Driver not criminally responsible for running over elderly jaywalkers

Woman driver is acquitted of reckless driving after court rules that two elderly people she ran over had crossed the road at a blind corner and with the sun behind them

The court has acquitted a driver accused of running over two elderly women
The court has acquitted a driver accused of running over two elderly women

A driver who collided with two elderly pedestrians has been cleared of criminal responsibility for the incident after a court heard that the victims had crossed at a blind corner with the sun behind them.

Alexia Caruana Coppola had been accused of hitting the two women in Triq Ganu Birkirkara in February 2012, grievously injuring Elizabeth Grech and slightly injuring Pauline Bruno. She was also charged with driving recklessly. 

The two victims had told the court that they were on their way to a coffee morning at 8am and that the road was clear when they decided to cross. The zebra crossing was too far away, they had told the court, so they had decided to cross elsewhere. When they were halfway across the road, they had seen Caruana Coppola’s Fiat coming towards them.

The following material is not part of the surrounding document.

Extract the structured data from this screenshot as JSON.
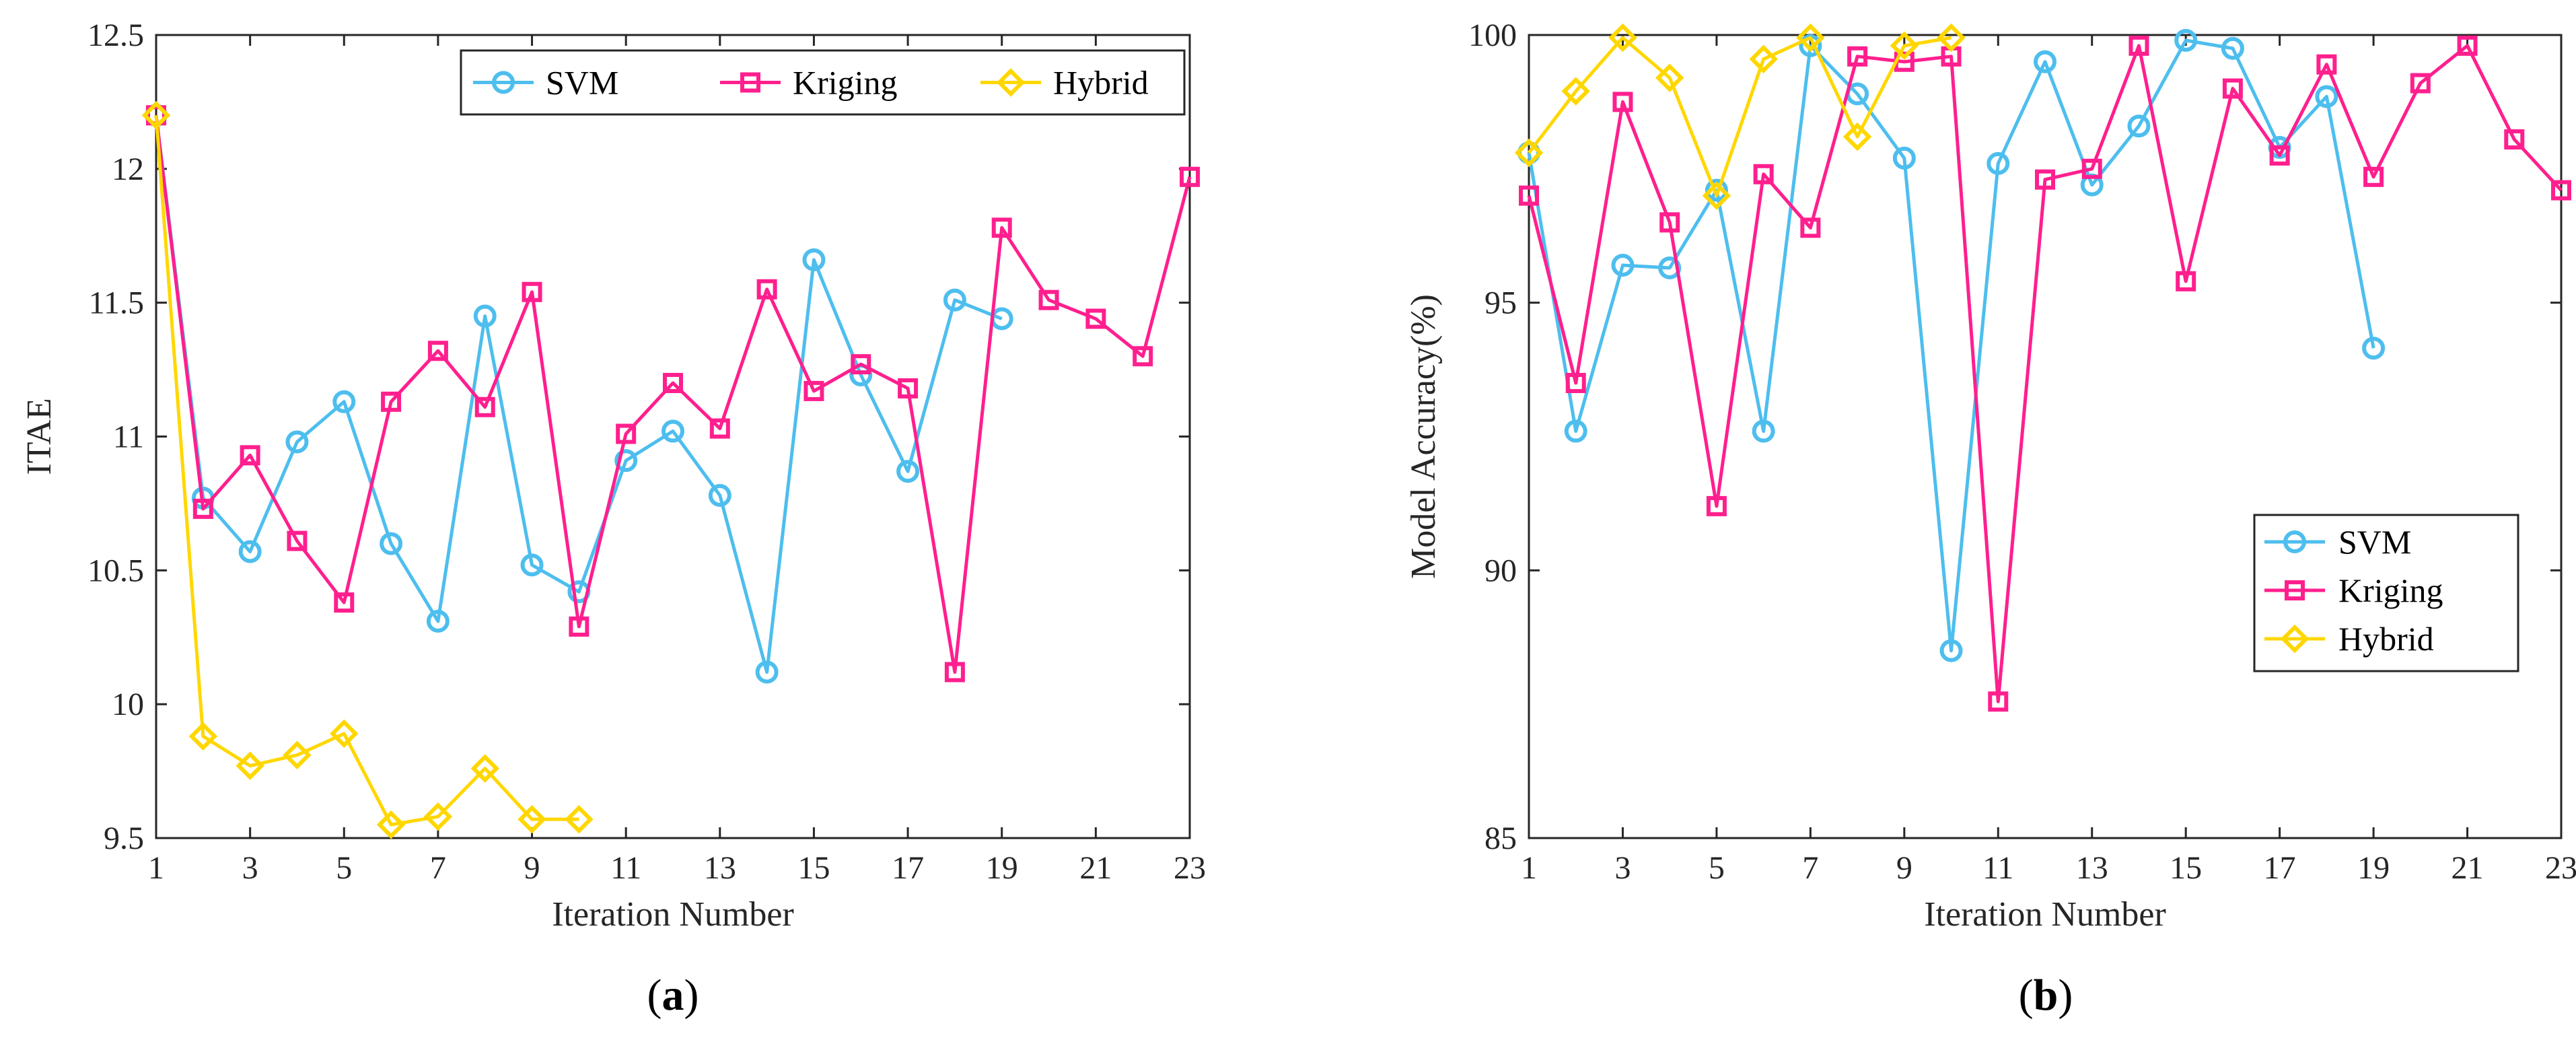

Another eyewitness, a police officer, said that he had seen the whole incident. The car was not going fast, he said, adding that the sun was directly opposite the oncoming vehicle.

The court noted that other eyewitnesses had testified that the car had been going at a moderate speed and that it was not true that the road was clear, as the victims had claimed. The court also pointed out that it was common knowledge that the road would be packed with traffic at 8am.

It also observed that the victims had crossed on a blind corner and had the sun facing oncoming traffic. The driver had tried to avoid the pedestrians when they became visible, but it was too late, the court said.

“In view of all this the court completely exonerates the accused from criminal responsibility. It was not proven that she had committed any shortcoming whilst driving on the day of the incident," the court ruled.

Magistrate Claire Stafrace Zammit presided the case while lawyers Franco Debono and Marion Camilleri were defence counsel.